RANNOU Betty - Le Bourg, chef-lieu à Lestonan
Titre : | Le Bourg, chef-lieu de la commune à Lestonan | ||
Auteur : | RANNOU Betty | Type : | Article |
Edition : | Municipalité d'Ergué-Gabéric | Publication : | Bulletin municipal de juillet 1980 |
Impression : | Ergué-Gabéric | Année : | 1980 |
Pages : | 1 | Référence : | - |
Cf. transcription de l'article ci-après.
Autres lectures : « 1840 - Un tract d'opposition au déplacement du Bourg Chef-lieu » ¤ « 1840-1842 - Délibérations municipales sur le projet de déplacement du bourg » ¤ « 1842 - Lettres et pétition pour et contre la translation du Bourg » ¤ « 2013 - Le décret de fractionnement de la commune d'Ergué-Gabéric » ¤
Transcription
"Le Bourg, chef-lieu de la commune. Et s'il avait été à Lestonan ?" ... La face de la commune en aurait été changée ... C'est pourtant bien ce qui a failli arriver. Vers 1838, un projet pour le moins gigantesque est né dans l'esprit d'une majorité de conseillers municipaux et d'une partie de la population : transférer le Bourg à Lestonan (à l'emplacement de Pen-Carn) c'est-à-dire déplacer la mairie, l'église, le presbytère et le cimetière.
Mais pourquoi ? demandera-t-on. Et pourquoi aussi, l'église paroissiale n'ayant pas bougé d'un centimètre, le projet ne s'est-t-il pas réalisé ?
Il faut, pour tenter de cerner le problème, étudier les motivations présentées au Conseil Municipal et les objections rapportées par un comité de défense mené d'ailleurs par l'adjoint au maire et dans lequel l'on dénombre trois conseillers municipaux, les autres membres étant propriétaires, éleveurs, cultivateurs et "simples électeurs".

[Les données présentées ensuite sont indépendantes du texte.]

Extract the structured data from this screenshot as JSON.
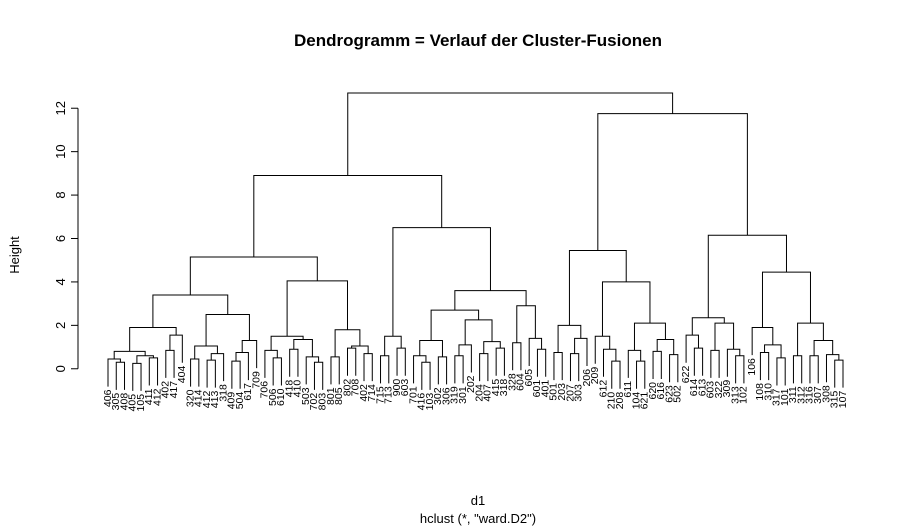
{
  "chart_data": {
    "type": "dendrogram",
    "title": "Dendrogramm = Verlauf der Cluster-Fusionen",
    "ylabel": "Height",
    "xlabel": "d1",
    "subtitle": "hclust (*, \"ward.D2\")",
    "ylim": [
      -1.3,
      13.3
    ],
    "yticks": [
      0,
      2,
      4,
      6,
      8,
      10,
      12
    ],
    "hang": 0.1,
    "color": "#000000",
    "labels": [
      "406",
      "305",
      "408",
      "405",
      "105",
      "411",
      "412",
      "402",
      "417",
      "404",
      "320",
      "414",
      "412",
      "413",
      "318",
      "409",
      "504",
      "617",
      "709",
      "706",
      "506",
      "610",
      "418",
      "410",
      "503",
      "702",
      "803",
      "801",
      "805",
      "802",
      "708",
      "402",
      "714",
      "715",
      "713",
      "900",
      "603",
      "701",
      "416",
      "103",
      "302",
      "306",
      "319",
      "301",
      "202",
      "204",
      "407",
      "415",
      "318",
      "328",
      "604",
      "605",
      "601",
      "401",
      "501",
      "203",
      "207",
      "303",
      "206",
      "209",
      "612",
      "210",
      "208",
      "611",
      "104",
      "621",
      "620",
      "616",
      "623",
      "502",
      "622",
      "614",
      "613",
      "603",
      "322",
      "309",
      "313",
      "102",
      "106",
      "108",
      "310",
      "317",
      "101",
      "311",
      "312",
      "316",
      "307",
      "308",
      "315",
      "107"
    ],
    "tree": {
      "h": 12.7,
      "c": [
        {
          "h": 8.9,
          "c": [
            {
              "h": 5.15,
              "c": [
                {
                  "h": 3.4,
                  "c": [
                    {
                      "h": 1.9,
                      "c": [
                        {
                          "h": 0.8,
                          "c": [
                            {
                              "h": 0.45,
                              "c": [
                                0,
                                {
                                  "h": 0.3,
                                  "c": [
                                    1,
                                    2
                                  ]
                                }
                              ]
                            },
                            {
                              "h": 0.6,
                              "c": [
                                {
                                  "h": 0.25,
                                  "c": [
                                    3,
                                    4
                                  ]
                                },
                                {
                                  "h": 0.5,
                                  "c": [
                                    5,
                                    6
                                  ]
                                }
                              ]
                            }
                          ]
                        },
                        {
                          "h": 1.55,
                          "c": [
                            {
                              "h": 0.85,
                              "c": [
                                7,
                                8
                              ]
                            },
                            9
                          ]
                        }
                      ]
                    },
                    {
                      "h": 2.5,
                      "c": [
                        {
                          "h": 1.05,
                          "c": [
                            {
                              "h": 0.45,
                              "c": [
                                10,
                                11
                              ]
                            },
                            {
                              "h": 0.7,
                              "c": [
                                {
                                  "h": 0.4,
                                  "c": [
                                    12,
                                    13
                                  ]
                                },
                                14
                              ]
                            }
                          ]
                        },
                        {
                          "h": 1.3,
                          "c": [
                            {
                              "h": 0.75,
                              "c": [
                                {
                                  "h": 0.35,
                                  "c": [
                                    15,
                                    16
                                  ]
                                },
                                17
                              ]
                            },
                            18
                          ]
                        }
                      ]
                    }
                  ]
                },
                {
                  "h": 4.05,
                  "c": [
                    {
                      "h": 1.5,
                      "c": [
                        {
                          "h": 0.85,
                          "c": [
                            19,
                            {
                              "h": 0.5,
                              "c": [
                                20,
                                21
                              ]
                            }
                          ]
                        },
                        {
                          "h": 1.35,
                          "c": [
                            {
                              "h": 0.9,
                              "c": [
                                22,
                                23
                              ]
                            },
                            {
                              "h": 0.55,
                              "c": [
                                24,
                                {
                                  "h": 0.3,
                                  "c": [
                                    25,
                                    26
                                  ]
                                }
                              ]
                            }
                          ]
                        }
                      ]
                    },
                    {
                      "h": 1.8,
                      "c": [
                        {
                          "h": 0.55,
                          "c": [
                            27,
                            28
                          ]
                        },
                        {
                          "h": 1.05,
                          "c": [
                            {
                              "h": 0.95,
                              "c": [
                                29,
                                30
                              ]
                            },
                            {
                              "h": 0.7,
                              "c": [
                                31,
                                32
                              ]
                            }
                          ]
                        }
                      ]
                    }
                  ]
                }
              ]
            },
            {
              "h": 6.5,
              "c": [
                {
                  "h": 1.5,
                  "c": [
                    {
                      "h": 0.6,
                      "c": [
                        33,
                        34
                      ]
                    },
                    {
                      "h": 0.95,
                      "c": [
                        35,
                        36
                      ]
                    }
                  ]
                },
                {
                  "h": 3.6,
                  "c": [
                    {
                      "h": 2.7,
                      "c": [
                        {
                          "h": 1.3,
                          "c": [
                            {
                              "h": 0.6,
                              "c": [
                                37,
                                {
                                  "h": 0.3,
                                  "c": [
                                    38,
                                    39
                                  ]
                                }
                              ]
                            },
                            {
                              "h": 0.55,
                              "c": [
                                40,
                                41
                              ]
                            }
                          ]
                        },
                        {
                          "h": 2.25,
                          "c": [
                            {
                              "h": 1.1,
                              "c": [
                                {
                                  "h": 0.6,
                                  "c": [
                                    42,
                                    43
                                  ]
                                },
                                44
                              ]
                            },
                            {
                              "h": 1.25,
                              "c": [
                                {
                                  "h": 0.7,
                                  "c": [
                                    45,
                                    46
                                  ]
                                },
                                {
                                  "h": 0.95,
                                  "c": [
                                    47,
                                    48
                                  ]
                                }
                              ]
                            }
                          ]
                        }
                      ]
                    },
                    {
                      "h": 2.9,
                      "c": [
                        {
                          "h": 1.2,
                          "c": [
                            49,
                            50
                          ]
                        },
                        {
                          "h": 1.4,
                          "c": [
                            51,
                            {
                              "h": 0.9,
                              "c": [
                                52,
                                53
                              ]
                            }
                          ]
                        }
                      ]
                    }
                  ]
                }
              ]
            }
          ]
        },
        {
          "h": 11.75,
          "c": [
            {
              "h": 5.45,
              "c": [
                {
                  "h": 2.0,
                  "c": [
                    {
                      "h": 0.75,
                      "c": [
                        54,
                        55
                      ]
                    },
                    {
                      "h": 1.4,
                      "c": [
                        {
                          "h": 0.7,
                          "c": [
                            56,
                            57
                          ]
                        },
                        58
                      ]
                    }
                  ]
                },
                {
                  "h": 4.0,
                  "c": [
                    {
                      "h": 1.5,
                      "c": [
                        59,
                        {
                          "h": 0.9,
                          "c": [
                            60,
                            {
                              "h": 0.35,
                              "c": [
                                61,
                                62
                              ]
                            }
                          ]
                        }
                      ]
                    },
                    {
                      "h": 2.1,
                      "c": [
                        {
                          "h": 0.85,
                          "c": [
                            63,
                            {
                              "h": 0.35,
                              "c": [
                                64,
                                65
                              ]
                            }
                          ]
                        },
                        {
                          "h": 1.35,
                          "c": [
                            {
                              "h": 0.8,
                              "c": [
                                66,
                                67
                              ]
                            },
                            {
                              "h": 0.65,
                              "c": [
                                68,
                                69
                              ]
                            }
                          ]
                        }
                      ]
                    }
                  ]
                }
              ]
            },
            {
              "h": 6.15,
              "c": [
                {
                  "h": 2.35,
                  "c": [
                    {
                      "h": 1.55,
                      "c": [
                        70,
                        {
                          "h": 0.95,
                          "c": [
                            71,
                            72
                          ]
                        }
                      ]
                    },
                    {
                      "h": 2.1,
                      "c": [
                        {
                          "h": 0.85,
                          "c": [
                            73,
                            74
                          ]
                        },
                        {
                          "h": 0.9,
                          "c": [
                            75,
                            {
                              "h": 0.6,
                              "c": [
                                76,
                                77
                              ]
                            }
                          ]
                        }
                      ]
                    }
                  ]
                },
                {
                  "h": 4.45,
                  "c": [
                    {
                      "h": 1.9,
                      "c": [
                        78,
                        {
                          "h": 1.1,
                          "c": [
                            {
                              "h": 0.75,
                              "c": [
                                79,
                                80
                              ]
                            },
                            {
                              "h": 0.5,
                              "c": [
                                81,
                                82
                              ]
                            }
                          ]
                        }
                      ]
                    },
                    {
                      "h": 2.1,
                      "c": [
                        {
                          "h": 0.6,
                          "c": [
                            83,
                            84
                          ]
                        },
                        {
                          "h": 1.3,
                          "c": [
                            {
                              "h": 0.6,
                              "c": [
                                85,
                                86
                              ]
                            },
                            {
                              "h": 0.65,
                              "c": [
                                87,
                                {
                                  "h": 0.4,
                                  "c": [
                                    88,
                                    89
                                  ]
                                }
                              ]
                            }
                          ]
                        }
                      ]
                    }
                  ]
                }
              ]
            }
          ]
        }
      ]
    }
  }
}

Dans le projet de délibération présenté à la séance du 10 mai 1840 après laquelle s'ouvrira une enquête de "Commodo vel Incommodo" (notre actuelle enquête d'utilité publique), de tous les arguments avancés, l'on retient celui qui paraît le plus logique : installer le bourg au centre réel, géographiquement parlant, de la commune de façon à ce que "les habitants d'une même commune puissent, autant que possible, prendre une part égale aux bienfaits de l'instruction et aux secours de la religion, soit qu'ils aillent chercher ces secours à l'église paroissiale, soit surtout que des cas de graves maladies exigent qu'on les porte à domicile".

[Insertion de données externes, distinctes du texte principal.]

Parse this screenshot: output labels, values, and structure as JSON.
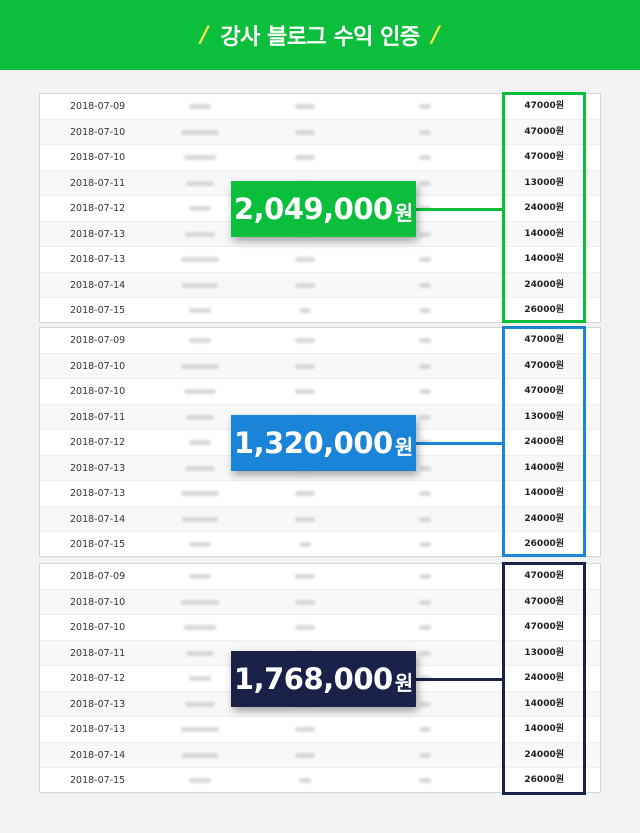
{
  "header": {
    "title": "강사 블로그 수익 인증",
    "slash_glyph": "/",
    "bg_color": "#0bbf3c",
    "slash_color": "#f6e84a"
  },
  "panels": [
    {
      "total_number": "2,049,000",
      "total_unit": "원",
      "accent_color": "#0bbf3c",
      "rows": [
        {
          "date": "2018-07-09",
          "amount": "47000원"
        },
        {
          "date": "2018-07-10",
          "amount": "47000원"
        },
        {
          "date": "2018-07-10",
          "amount": "47000원"
        },
        {
          "date": "2018-07-11",
          "amount": "13000원"
        },
        {
          "date": "2018-07-12",
          "amount": "24000원"
        },
        {
          "date": "2018-07-13",
          "amount": "14000원"
        },
        {
          "date": "2018-07-13",
          "amount": "14000원"
        },
        {
          "date": "2018-07-14",
          "amount": "24000원"
        },
        {
          "date": "2018-07-15",
          "amount": "26000원"
        }
      ]
    },
    {
      "total_number": "1,320,000",
      "total_unit": "원",
      "accent_color": "#1a84d8",
      "rows": [
        {
          "date": "2018-07-09",
          "amount": "47000원"
        },
        {
          "date": "2018-07-10",
          "amount": "47000원"
        },
        {
          "date": "2018-07-10",
          "amount": "47000원"
        },
        {
          "date": "2018-07-11",
          "amount": "13000원"
        },
        {
          "date": "2018-07-12",
          "amount": "24000원"
        },
        {
          "date": "2018-07-13",
          "amount": "14000원"
        },
        {
          "date": "2018-07-13",
          "amount": "14000원"
        },
        {
          "date": "2018-07-14",
          "amount": "24000원"
        },
        {
          "date": "2018-07-15",
          "amount": "26000원"
        }
      ]
    },
    {
      "total_number": "1,768,000",
      "total_unit": "원",
      "accent_color": "#1a2149",
      "rows": [
        {
          "date": "2018-07-09",
          "amount": "47000원"
        },
        {
          "date": "2018-07-10",
          "amount": "47000원"
        },
        {
          "date": "2018-07-10",
          "amount": "47000원"
        },
        {
          "date": "2018-07-11",
          "amount": "13000원"
        },
        {
          "date": "2018-07-12",
          "amount": "24000원"
        },
        {
          "date": "2018-07-13",
          "amount": "14000원"
        },
        {
          "date": "2018-07-13",
          "amount": "14000원"
        },
        {
          "date": "2018-07-14",
          "amount": "24000원"
        },
        {
          "date": "2018-07-15",
          "amount": "26000원"
        }
      ]
    }
  ]
}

Voici donc pour les arguments favorables. S'ils apparaissent clairs et nets, ils ne sont, on le verra par la suite, étayés par aucun programme précis de voies d'accès et surtout pas de financement.
L'opposition, elle, n'a eu aucun mal à présenter un dossier complet ... qui a porté ses fruits. Il faudrait un ouvrage entier pour en relater tous les éléments dont les principaux peuvent néanmoins être notés brièvement.
- Le terrain choisi est extrêmement argileux (d'argile à poterie, précise-t-on même, inondé l'hiver, craquelé et fissuré l'été). Aucune fontaine productive l'été sur place.
- Des voies de communications inexistantes, ce qui isolerait inévitablement le reste de la commune (à moins de prendre l'axe Elliant-Quimper pour revenir sur Lestonan !).
- L'endroit "exposé à tous les coups de vent et aux ouragans si répétés et si violents sur notre littoral". A-t-on oublié, dira Hervé Lozach, adjoint, "que le clocher du bourg actuel quoique solidement édifié a été renversé par le coup de vent d'août 1838 et ce qu'il en a coûté pour sa reconstruction ?"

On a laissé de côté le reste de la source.